When Riverdale season 3, episode 12, “Bizarrodale,” changed up the usual formula, the show proved that it doesn’t need to rely on its star characters to be great. Instead of focusing on the leads, the show instead shone the light on some characters that had been in the shadows for too long. Unsurprisingly, the result was one of the best episodes of the whole season!
After barely checking in with Kevin Keller all season, Kevin and Moose finally got the development that we’ve been dying for since season 1. In fact, they may have taken it a little too far…since they developed all the way into a break up…but their scenes together were incredible and their story was the highlight of the episode.'
Cheryl and Toni actually got to experience some turmoil in their relationship and they came out of it stronger as individual characters and as a couple. The parents had amazing scenes together and we even got to see a side of Tom and Sierra’s relationship that we didn’t know we needed. Josie finally took back center stage and we got a bonus scene with her and Sweet Pea that expanded his character in a great way.
It was a standout episode of Riverdale and it barely showcased the core four at all, which is really saying something for a TV show to be able to pull off. It’s rare that the supporting characters can carry the show on their own, but these characters are certainly capable of doing just that.

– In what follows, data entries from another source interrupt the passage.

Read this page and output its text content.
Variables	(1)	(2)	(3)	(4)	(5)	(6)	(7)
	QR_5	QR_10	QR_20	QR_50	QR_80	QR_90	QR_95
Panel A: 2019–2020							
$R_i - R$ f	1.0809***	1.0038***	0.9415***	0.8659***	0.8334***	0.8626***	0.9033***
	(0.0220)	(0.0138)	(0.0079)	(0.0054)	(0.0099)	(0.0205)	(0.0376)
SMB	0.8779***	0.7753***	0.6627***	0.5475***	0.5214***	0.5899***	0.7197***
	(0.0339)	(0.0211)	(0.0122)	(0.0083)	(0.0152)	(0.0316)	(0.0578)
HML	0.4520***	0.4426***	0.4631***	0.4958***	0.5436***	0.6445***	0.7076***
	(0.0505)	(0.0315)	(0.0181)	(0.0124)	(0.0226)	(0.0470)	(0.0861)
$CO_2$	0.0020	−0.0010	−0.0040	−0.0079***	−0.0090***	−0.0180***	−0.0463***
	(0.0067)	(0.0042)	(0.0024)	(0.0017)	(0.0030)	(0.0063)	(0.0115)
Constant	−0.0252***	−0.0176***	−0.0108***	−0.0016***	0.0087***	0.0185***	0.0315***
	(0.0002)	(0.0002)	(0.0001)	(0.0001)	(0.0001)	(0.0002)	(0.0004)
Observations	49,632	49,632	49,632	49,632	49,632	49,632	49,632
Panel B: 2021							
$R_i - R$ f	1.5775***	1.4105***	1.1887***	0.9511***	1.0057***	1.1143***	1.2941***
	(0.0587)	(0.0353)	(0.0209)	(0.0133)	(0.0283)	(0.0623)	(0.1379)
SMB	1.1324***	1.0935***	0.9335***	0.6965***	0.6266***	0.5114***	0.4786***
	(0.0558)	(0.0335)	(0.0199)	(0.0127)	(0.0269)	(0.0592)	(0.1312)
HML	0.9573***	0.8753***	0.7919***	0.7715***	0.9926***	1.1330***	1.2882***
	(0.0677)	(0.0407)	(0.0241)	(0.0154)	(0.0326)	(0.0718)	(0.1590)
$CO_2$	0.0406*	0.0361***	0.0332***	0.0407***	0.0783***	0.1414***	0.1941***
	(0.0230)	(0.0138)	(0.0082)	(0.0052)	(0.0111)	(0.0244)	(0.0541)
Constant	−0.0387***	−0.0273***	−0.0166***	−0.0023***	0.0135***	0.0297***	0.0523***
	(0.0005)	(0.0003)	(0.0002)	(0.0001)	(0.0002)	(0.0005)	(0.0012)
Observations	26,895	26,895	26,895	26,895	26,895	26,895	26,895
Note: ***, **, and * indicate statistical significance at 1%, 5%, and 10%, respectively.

Bughead had all of 10 seconds of screen time, Archie was better than we’d seen him all season since he was in new territory with Josie, and honestly, the Veronica and Reggie scenes were probably the worst of the episode. Ironically, Reggie seems to be the supporting character with the most screen time but the least development!
It’s not that the supporting characters are better than Archie, Betty, Veronica and Jughead, but fans love them just as much and want their stories to be able to grow and flourish in the same ways, if only to take a step back from the thick of the drama for a while.
At this point, we’ve explored so much of the old characters and they’ve gotten themselves pretty deep in drama. They’re always at the core of the mystery, and their relationships with everyone around them are usually pretty tangled.
Letting the supporting characters take center stage is refreshing, and takes us back to the season 1 Riverdale vibe. We get to focus on simpler story lines and the beginnings of relationships and friendships. We get to look at new characters and see new perspectives on what’s happening in the town. It’s just a great change of pace that the show could use more of.
Now that Riverdale has proven that it can be very successful when it uses its supporting characters to their fullest potential, hopefully we don’t have to wait quite as long before we see the spotlight on these characters again. We want to see these characters have more agency in the story, and appear in way more episodes.
The show will only be richer for it.